神經網絡訓練算法的基準測試
Benchmarking Neural Network Training Algorithms
June 12, 2023
作者: George E. Dahl, Frank Schneider, Zachary Nado, Naman Agarwal, Chandramouli Shama Sastry, Philipp Hennig, Sourabh Medapati, Runa Eschenhagen, Priya Kasimbeg, Daniel Suo, Juhan Bae, Justin Gilmer, Abel L. Peirson, Bilal Khan, Rohan Anil, Mike Rabbat, Shankar Krishnan, Daniel Snider, Ehsan Amid, Kongtao Chen, Chris J. Maddison, Rakshith Vasudev, Michal Badura, Ankush Garg, Peter Mattson
cs.AI
摘要
培訓演算法在每個深度學習流程中都是至關重要的部分。改進能加快各種工作負載的培訓演算法(例如更好的更新規則、調整協議、學習速率表、或數據選擇方案)可以節省時間、節省計算資源,並導致更好、更準確的模型。不幸的是,作為一個社群,我們目前無法可靠地識別培訓演算法的改進,甚至無法確定當前最先進的培訓演算法。在這項研究中,我們通過具體實驗論證,加快培訓進度的真正進展需要解決實證比較培訓演算法時面臨的三個基本挑戰:(1)如何決定何時培訓完成並精確測量培訓時間,(2)如何處理測量對精確工作負載細節的敏感性,以及(3)如何公平比較需要超參數調整的演算法。為了應對這些挑戰,我們引入了一個新的、具競爭力的、基於時間結果的基準,使用固定硬體運行多個工作負載,即AlgoPerf:培訓演算法基準。我們的基準包括一組工作負載變體,使得能夠檢測比當前廣泛使用的方法更能適應工作負載變化的基準提交。最後,我們評估了使用代表當前實踐的各種優化器構建的基準提交,以及近期文獻中受到關注的其他優化器。這些基準結果共同證明了我們基準的可行性,顯示方法之間存在非微不足道的差距,並為未來基準提交設定了一個臨時的最先進水準,以便嘗試超越。
English
Training algorithms, broadly construed, are an essential part of every deep
learning pipeline. Training algorithm improvements that speed up training
across a wide variety of workloads (e.g., better update rules, tuning
protocols, learning rate schedules, or data selection schemes) could save time,
save computational resources, and lead to better, more accurate, models.
Unfortunately, as a community, we are currently unable to reliably identify
training algorithm improvements, or even determine the state-of-the-art
training algorithm.
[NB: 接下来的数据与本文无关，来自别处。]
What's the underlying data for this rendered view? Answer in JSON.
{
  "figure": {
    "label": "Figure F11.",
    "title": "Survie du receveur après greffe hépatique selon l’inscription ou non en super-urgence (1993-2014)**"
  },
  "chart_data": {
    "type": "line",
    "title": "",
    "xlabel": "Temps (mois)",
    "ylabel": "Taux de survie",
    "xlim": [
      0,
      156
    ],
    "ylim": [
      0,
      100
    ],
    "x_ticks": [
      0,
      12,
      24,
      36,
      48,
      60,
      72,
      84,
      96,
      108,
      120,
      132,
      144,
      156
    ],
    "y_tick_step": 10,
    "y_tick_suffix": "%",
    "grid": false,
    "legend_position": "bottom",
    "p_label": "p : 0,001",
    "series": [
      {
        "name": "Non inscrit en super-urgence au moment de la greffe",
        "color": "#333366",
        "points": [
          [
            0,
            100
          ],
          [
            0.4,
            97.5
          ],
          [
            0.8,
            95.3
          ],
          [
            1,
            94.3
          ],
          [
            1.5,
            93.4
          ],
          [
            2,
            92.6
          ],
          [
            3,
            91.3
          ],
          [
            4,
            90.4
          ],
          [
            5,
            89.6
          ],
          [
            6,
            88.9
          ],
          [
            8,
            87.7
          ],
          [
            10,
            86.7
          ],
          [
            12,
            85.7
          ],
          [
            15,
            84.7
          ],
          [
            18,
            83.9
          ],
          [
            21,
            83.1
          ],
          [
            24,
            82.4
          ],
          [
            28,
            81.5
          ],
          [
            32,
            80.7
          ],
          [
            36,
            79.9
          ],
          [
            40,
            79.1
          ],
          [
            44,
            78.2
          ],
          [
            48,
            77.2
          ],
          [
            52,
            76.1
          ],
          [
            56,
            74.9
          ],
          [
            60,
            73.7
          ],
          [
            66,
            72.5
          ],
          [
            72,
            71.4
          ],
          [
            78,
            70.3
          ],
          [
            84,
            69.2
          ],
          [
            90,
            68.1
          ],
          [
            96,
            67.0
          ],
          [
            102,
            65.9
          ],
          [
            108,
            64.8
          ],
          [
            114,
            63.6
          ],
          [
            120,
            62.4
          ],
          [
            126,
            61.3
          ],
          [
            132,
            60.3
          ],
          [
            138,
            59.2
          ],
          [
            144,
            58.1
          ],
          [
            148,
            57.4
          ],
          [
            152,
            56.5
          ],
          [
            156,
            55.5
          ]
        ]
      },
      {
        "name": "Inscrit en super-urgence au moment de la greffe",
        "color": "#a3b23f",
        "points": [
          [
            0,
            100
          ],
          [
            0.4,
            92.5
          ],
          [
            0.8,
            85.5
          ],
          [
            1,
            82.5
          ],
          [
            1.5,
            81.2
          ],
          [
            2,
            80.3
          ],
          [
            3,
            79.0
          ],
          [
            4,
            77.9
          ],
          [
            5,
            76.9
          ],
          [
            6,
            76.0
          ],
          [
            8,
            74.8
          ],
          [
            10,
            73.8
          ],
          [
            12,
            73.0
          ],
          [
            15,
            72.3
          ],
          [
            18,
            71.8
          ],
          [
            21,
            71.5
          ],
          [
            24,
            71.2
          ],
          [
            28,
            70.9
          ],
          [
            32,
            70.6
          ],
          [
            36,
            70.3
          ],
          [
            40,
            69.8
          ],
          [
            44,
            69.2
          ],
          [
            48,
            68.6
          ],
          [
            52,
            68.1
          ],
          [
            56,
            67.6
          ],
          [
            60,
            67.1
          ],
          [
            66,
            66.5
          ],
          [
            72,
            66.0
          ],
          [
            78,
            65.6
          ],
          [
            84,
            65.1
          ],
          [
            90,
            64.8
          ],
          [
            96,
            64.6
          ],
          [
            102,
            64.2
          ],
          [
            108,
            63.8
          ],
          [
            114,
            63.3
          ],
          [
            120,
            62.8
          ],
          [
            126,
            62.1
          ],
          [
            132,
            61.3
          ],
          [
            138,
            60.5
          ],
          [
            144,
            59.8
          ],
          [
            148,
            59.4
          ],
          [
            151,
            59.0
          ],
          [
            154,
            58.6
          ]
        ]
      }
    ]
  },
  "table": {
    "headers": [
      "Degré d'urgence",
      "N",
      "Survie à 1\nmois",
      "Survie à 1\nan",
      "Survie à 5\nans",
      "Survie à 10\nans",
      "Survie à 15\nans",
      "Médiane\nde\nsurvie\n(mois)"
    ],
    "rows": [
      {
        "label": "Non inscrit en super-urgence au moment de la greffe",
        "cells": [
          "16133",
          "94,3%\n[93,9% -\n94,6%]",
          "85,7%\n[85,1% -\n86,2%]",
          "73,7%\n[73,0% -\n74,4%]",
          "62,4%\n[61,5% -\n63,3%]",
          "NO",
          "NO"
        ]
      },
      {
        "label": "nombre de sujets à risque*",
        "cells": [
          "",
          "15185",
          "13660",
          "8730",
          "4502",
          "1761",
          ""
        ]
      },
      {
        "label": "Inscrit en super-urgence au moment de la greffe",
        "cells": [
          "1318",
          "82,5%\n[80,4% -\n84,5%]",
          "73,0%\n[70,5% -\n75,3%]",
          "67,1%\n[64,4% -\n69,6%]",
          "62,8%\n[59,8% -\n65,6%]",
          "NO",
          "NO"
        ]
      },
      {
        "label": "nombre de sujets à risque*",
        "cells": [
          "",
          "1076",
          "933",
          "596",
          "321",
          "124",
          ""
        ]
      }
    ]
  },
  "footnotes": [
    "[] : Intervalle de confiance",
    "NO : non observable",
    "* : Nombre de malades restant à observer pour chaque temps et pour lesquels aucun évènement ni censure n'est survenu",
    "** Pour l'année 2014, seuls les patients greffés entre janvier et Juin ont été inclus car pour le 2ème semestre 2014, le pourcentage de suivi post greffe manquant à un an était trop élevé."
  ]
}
In this work, using concrete experiments, we argue that
real progress in speeding up training requires new benchmarks that resolve
three basic challenges faced by empirical comparisons of training algorithms:
(1) how to decide when training is complete and precisely measure training
time, (2) how to handle the sensitivity of measurements to exact workload
details, and (3) how to fairly compare algorithms that require hyperparameter
tuning. In order to address these challenges, we introduce a new, competitive,
time-to-result benchmark using multiple workloads running on fixed hardware,
the AlgoPerf: Training Algorithms benchmark. Our benchmark includes a set of
workload variants that make it possible to detect benchmark submissions that
are more robust to workload changes than current widely-used methods. Finally,
we evaluate baseline submissions constructed using various optimizers that
represent current practice, as well as other optimizers that have recently
received attention in the literature. These baseline results collectively
demonstrate the feasibility of our benchmark, show that non-trivial gaps
between methods exist, and set a provisional state-of-the-art for future
benchmark submissions to try and surpass.